Je vais continuer à vivre là où je vis actuellement. Avec mes collègues de Florange, et avec d’autres, on s’est fixé l’objectif d’avoir des rencontres permanentes. Au moins une fois par mois. Je viendrai faire le compte-rendu des travaux qui se font au niveau du Parlement européen. Je veux surtout les écouter, les entendre. Ce seront mes «garde-fous». À eux de me dire si je suis resté moi-même ou si je suis en train de dériver, de perdre la réalité et d’être absorbé par des sphères qui ne sont pas les miennes. Je veux être un député au plus près du terrain. C’est très banal de le dire, ils disent tous la même chose, mais je veux être proche des gens qui me ressemblent. Du monde du travail.
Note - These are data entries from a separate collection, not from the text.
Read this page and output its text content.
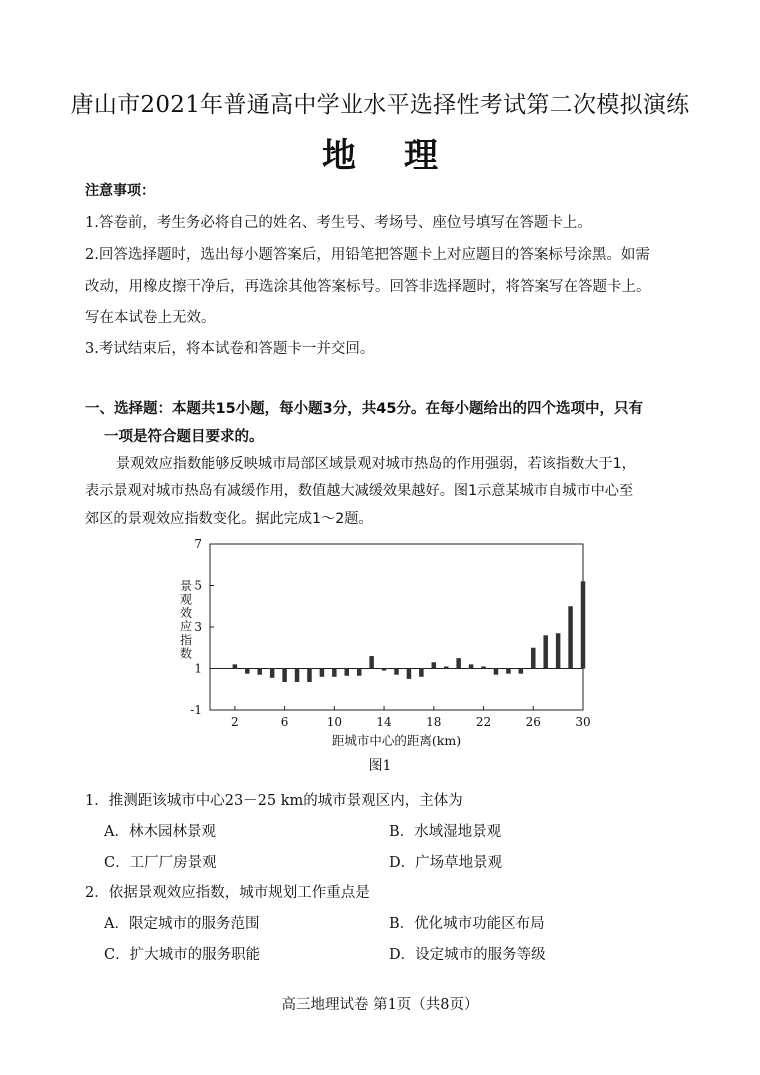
唐山市2021年普通高中学业水平选择性考试第二次模拟演练
地理
注意事项：
1.答卷前，考生务必将自己的姓名、考生号、考场号、座位号填写在答题卡上。
2.回答选择题时，选出每小题答案后，用铅笔把答题卡上对应题目的答案标号涂黑。如需
改动，用橡皮擦干净后，再选涂其他答案标号。回答非选择题时，将答案写在答题卡上。
写在本试卷上无效。
3.考试结束后，将本试卷和答题卡一并交回。
一、选择题：本题共15小题，每小题3分，共45分。在每小题给出的四个选项中，只有
一项是符合题目要求的。
景观效应指数能够反映城市局部区域景观对城市热岛的作用强弱，若该指数大于1，
表示景观对城市热岛有减缓作用，数值越大减缓效果越好。图1示意某城市自城市中心至
郊区的景观效应指数变化。据此完成1～2题。
7
5
3
1
-1
2	6	10	14	18	22	26	30
距城市中心的距离(km)
景
观
效
应
指
数
图1
1．推测距该城市中心23－25 km的城市景观区内，主体为
A．林木园林景观	B．水域湿地景观
C．工厂厂房景观	D．广场草地景观
2．依据景观效应指数，城市规划工作重点是
A．限定城市的服务范围	B．优化城市功能区布局
C．扩大城市的服务职能	D．设定城市的服务等级
高三地理试卷 第1页（共8页）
Le monde qui se sent oublié, le monde qui souffre.

Je veux être l’aiguillon qui, à chaque fois, interpellera les uns et les autres en leur demandant avant de voter une directive quelle qu’elle soit, de se poser la question suivante : ce que je vais voter maintenant, si demain on me l’appliquait maintenant, comment je réagirais ? Quand j’entends un Gattaz ou un Lamy dire « il faut accepter des boulots en-dessous du SMIC », eux qui ont le cul bordé de nouilles, ça me fout en rage. Ils parlent de choses qu’ils ne connaissent pas, qu’ils n’ont jamais vécues. Ils ne savent pas ce que c’est d’être obligé d’arriver en fin de mois et de gratter le dernier centime de son porte-monnaie pour acheter une baguette de pain. J’ai envie de leur dire, à ces gens-là: « chiche Monsieur Gattaz, chiche Monsieur Lamy, à combien on le fixe votre salaire  ? 500 euros, 400 euros ? » Donnez l’exemple, si vous voulez être crédible. Montrez-nous qu’on peut vivre avec un salaire en-dessous du SMIC. Voilà comment on redonnera un peu de crédibilité à la parole politique.